3. Il ressort des pièces du dossier et n’est d’ailleurs pas contesté par le préfet de l’Yonne qu’à l’appui de sa demande titre de séjour présentée le 27 février 2024, M. G… a notamment fait valoir qu’il avait repris la vie commune avec Mme B… A…, ressortissante congolaise titulaire d’une carte de séjour pluriannuelle valable jusqu’au 17 septembre 2026, et par ailleurs mère de leurs trois enfants, dont la jeune D…, née à Auxerre le 23 avril 2023, et dont l’état de santé nécessitait une prise en charge médicale spécialisée à l’hôpital Necker. En omettant de tenir compte de ces éléments nouveaux relatifs à la situation personnelle et familiale de l’intéressé, le préfet de l’Yonne a entaché sa décision d’un défaut d’examen particulier de la situation personnelle du requérant.
4. Il résulte de tout ce qui précède que, sans qu’il soit besoin de se prononcer sur les autres moyens de la requête, M. G… est fondé à demander l’annulation de la décision attaquée.
Sur les conclusions à fin d’injonction :
5. Compte tenu du motif d’annulation retenu au point 3, l’exécution du présent jugement implique seulement qu’il soit enjoint au préfet de l’Yonne, dans un délai de deux mois à compter de la notification du jugement, de procéder au réexamen de la demande de titre de séjour présentée par M. G….
Sur les frais liés au litige :
6. M. G… a obtenu le bénéfice de l’aide juridictionnelle.

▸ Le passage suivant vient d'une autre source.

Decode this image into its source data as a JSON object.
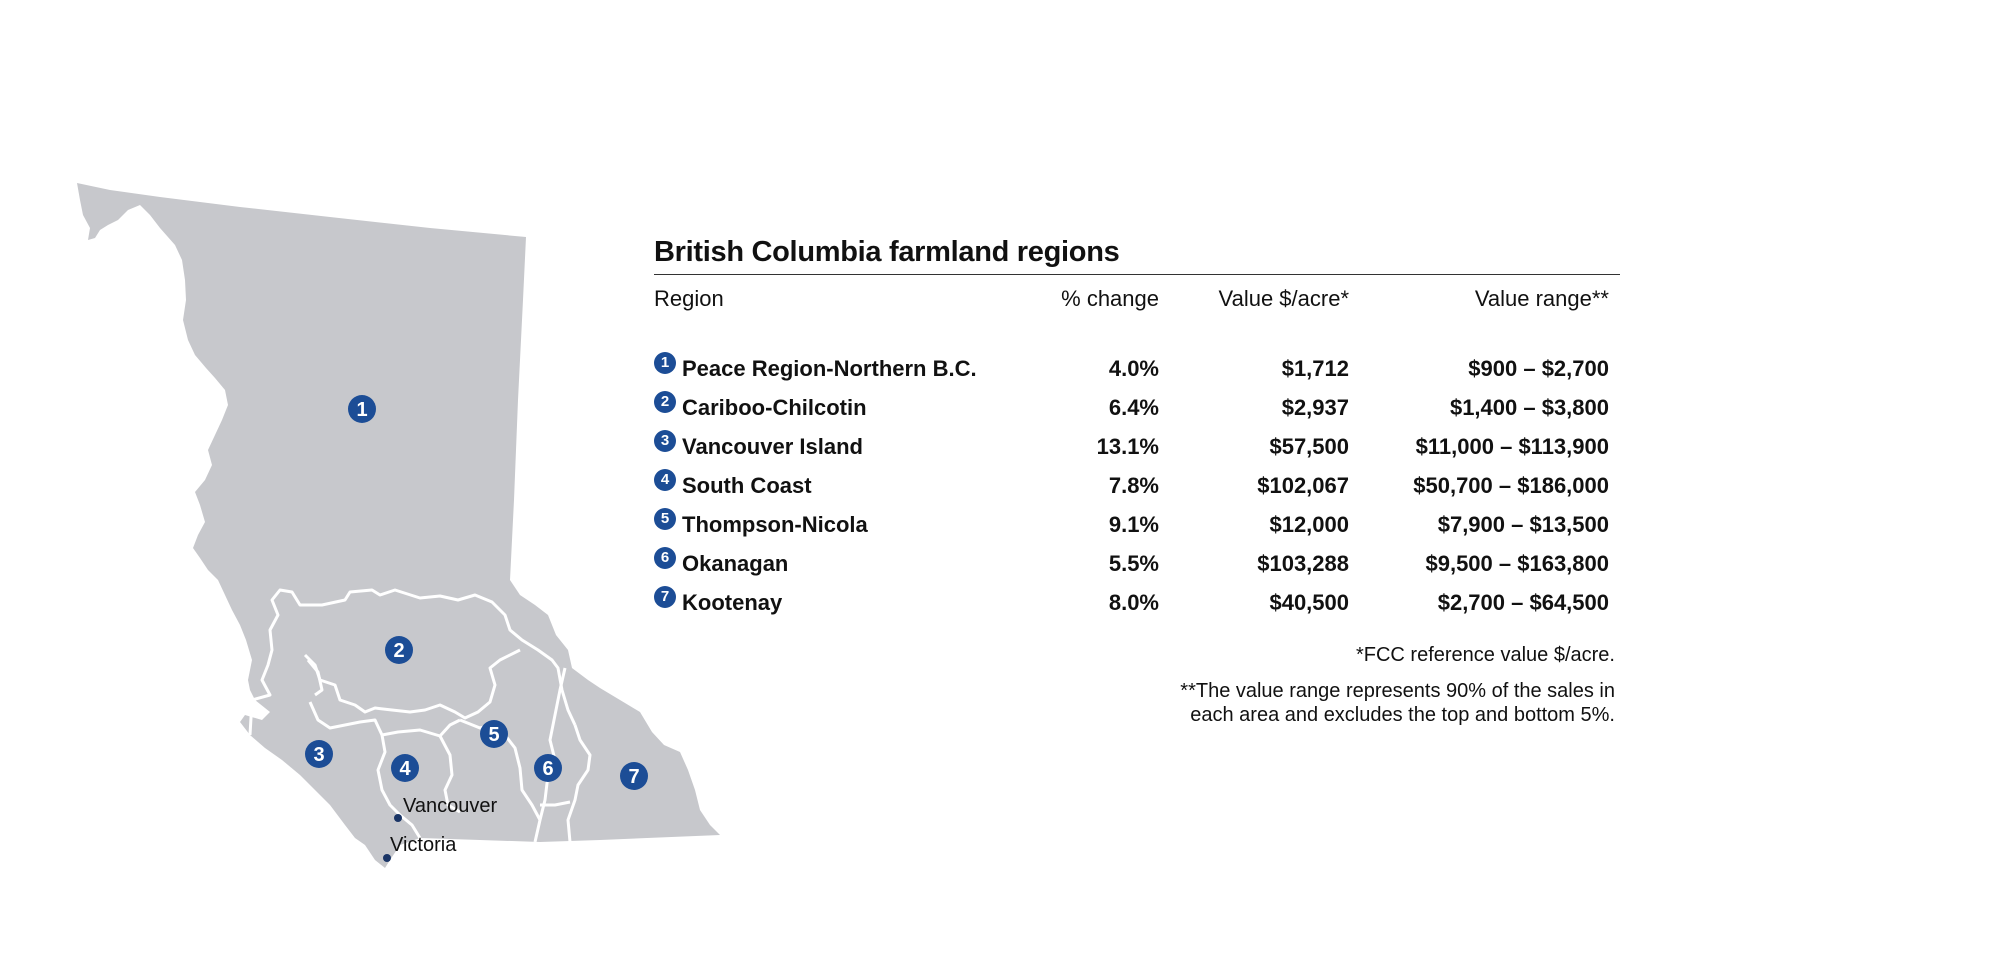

Par suite, son avocat peut se prévaloir des dispositions des articles L. 761-1 du code de justice administrative et 37 de la loi n° 91-647 du 10 juillet 1991. Il n’y a toutefois pas lieu, dans les circonstances de l’espèce, de mettre à la charge de l’État le versement de la somme demandée par le requérant au titre de ces dispositions.
DECIDE :
Article 1er : La décision du préfet de l’Yonne du 26 juillet 2024 est annulée.
Article 2 : Il est enjoint au préfet de l’Yonne de procéder au réexamen de la demande de titre de séjour présentée par M. G… dans un délai de deux mois à compter de la notification du présent jugement.
Article 3 : Le surplus des conclusions de la requête est rejeté.
Article 4 : Le présent jugement sera notifié à M. E… G…, au préfet de l’Yonne et à Me Diaz.
Une copie de ce jugement sera transmise, pour information, au ministre de l’intérieur.
Délibéré après l’audience du 2 avril 2026 à laquelle siégeaient :
- M. Boissy, président,
- Mme Desseix, première conseillère,
- Mme Bois, première conseillère.
Rendu public par mise à disposition au greffe le 7 mai 2026.
La rapporteure,
M. Desseix
Le président,
L. Boissy
La greffière,
M. Garces
La République mande et ordonne au préfet de l’Yonne, en ce qui le concerne, ou à tous commissaires de justice à ce requis, en ce qui concerne les voies de droit commun contre les parties privées, de pourvoir à l’exécution du présent jugement.